#01 : Bimbang

792 66 58
                                    

Suara berisik dari sebelah ruang istirahat khusus dokter berhasil membuat pria berambut pirang itu memunculkan rasa penasaran, segera ia memutuskan untuk membawa tubuhnya menuju ruang khusus bayi setelah dilahirkan.

Di sana beberapa wanita berseragam serba putih sedang asik membicarakan hal serius. Tak ingin menumpuk terlalu lama keingintahuannya, Julian Chandra—seorang dokter junior spesialis kandungan itu lantas bertanya, "Ada apa?"

Ketiga perawat berjilbab sama itu terjingkat kaget, mereka saling melirik sebelum pada akhirnya memberi jawaban. "Ini, Dok, Ibu dari bayi ini meminta kami untuk memberikan anaknya pda orang yang ingin mencari anak, atau ... menitipkannya ke panti asuhan," cerita perawat berkaca mata sembari menatap iba bayi yang masih terus menangis di dalam box kaca.
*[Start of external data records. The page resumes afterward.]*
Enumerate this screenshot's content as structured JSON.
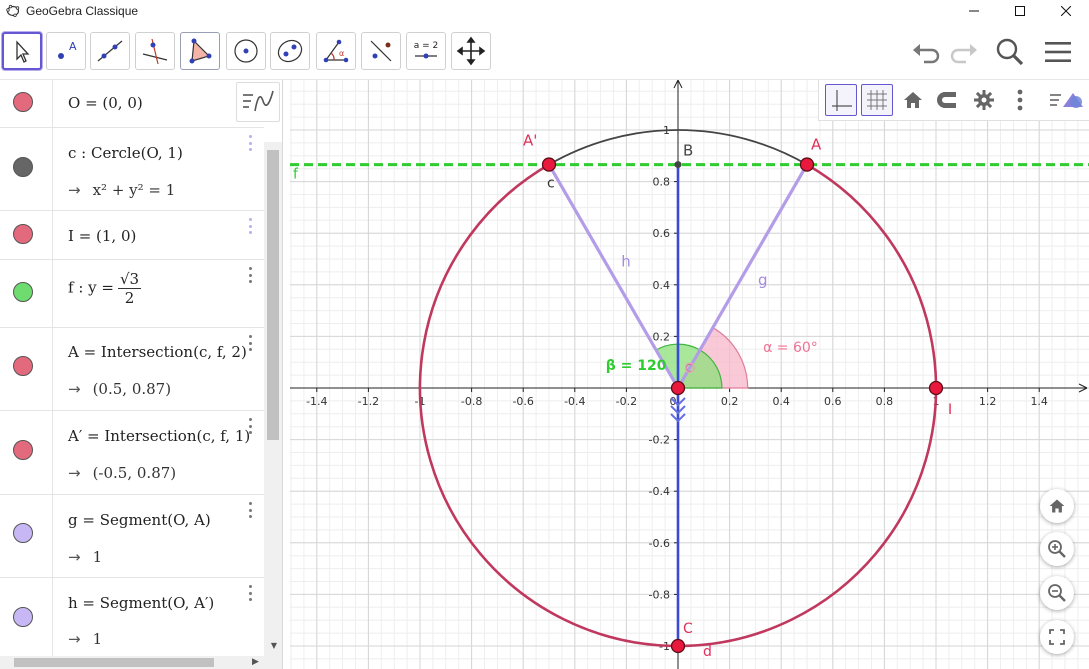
{
  "window": {
    "title": "GeoGebra Classique"
  },
  "toolbar": {
    "parameter_tool_label": "a = 2"
  },
  "algebra": {
    "rows": [
      {
        "def": "O = (0, 0)",
        "value": "",
        "color": "#e36a7d"
      },
      {
        "def": "c : Cercle(O, 1)",
        "value": "x² + y² = 1",
        "color": "#666666"
      },
      {
        "def": "I = (1, 0)",
        "value": "",
        "color": "#e36a7d"
      },
      {
        "def": "f : y =",
        "num": "√3",
        "den": "2",
        "value": "",
        "color": "#6fdc6f"
      },
      {
        "def": "A = Intersection(c, f, 2)",
        "value": "(0.5, 0.87)",
        "color": "#e36a7d"
      },
      {
        "def": "A′ = Intersection(c, f, 1)",
        "value": "(-0.5, 0.87)",
        "color": "#e36a7d"
      },
      {
        "def": "g = Segment(O, A)",
        "value": "1",
        "color": "#c7b8f5"
      },
      {
        "def": "h = Segment(O, A′)",
        "value": "1",
        "color": "#c7b8f5"
      }
    ],
    "arrow": "→"
  },
  "graphics": {
    "x_ticks": [
      "-1.4",
      "-1.2",
      "-1",
      "-0.8",
      "-0.6",
      "-0.4",
      "-0.2",
      "0",
      "0.2",
      "0.4",
      "0.6",
      "0.8",
      "1",
      "1.2",
      "1.4"
    ],
    "y_ticks_pos": [
      "0.2",
      "0.4",
      "0.6",
      "0.8",
      "1"
    ],
    "y_ticks_neg": [
      "-0.2",
      "-0.4",
      "-0.6",
      "-0.8",
      "-1"
    ],
    "labels": {
      "A": "A",
      "A_prime": "A'",
      "B": "B",
      "C": "C",
      "O": "O",
      "I": "I",
      "c": "c",
      "d": "d",
      "f": "f",
      "g": "g",
      "h": "h",
      "alpha": "α = 60°",
      "beta": "β = 120"
    },
    "colors": {
      "circle": "#c0385e",
      "circle_arc_top": "#444444",
      "line_f": "#2fcc2f",
      "segments": "#b39ce8",
      "axis_line": "#3a49d6",
      "point": "#e8193c",
      "alpha_fill": "#f7b7c9",
      "beta_fill": "#8ce07a"
    }
  }
}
Chandra ikut memandang penuh simpati ke tubuh mungil berpipi merah yang ia keluarkan dari rahim sang ibu tadi siang.

Setelah memandang cukup lama, Chandra berujar tanpa berpikir dua kali. "Biar dia saya bawa pulang."

Ucapannya berhasil mengejutkan para perawat yang mulutnya kini terasa kaku untuk ditutup. Chandra beralih menatap wanita-wanita yang masih memandangnya tidak menduga. "Kenapa? Saya terlalu ganteng?" guraunya memecah situasi dengan candaan lama.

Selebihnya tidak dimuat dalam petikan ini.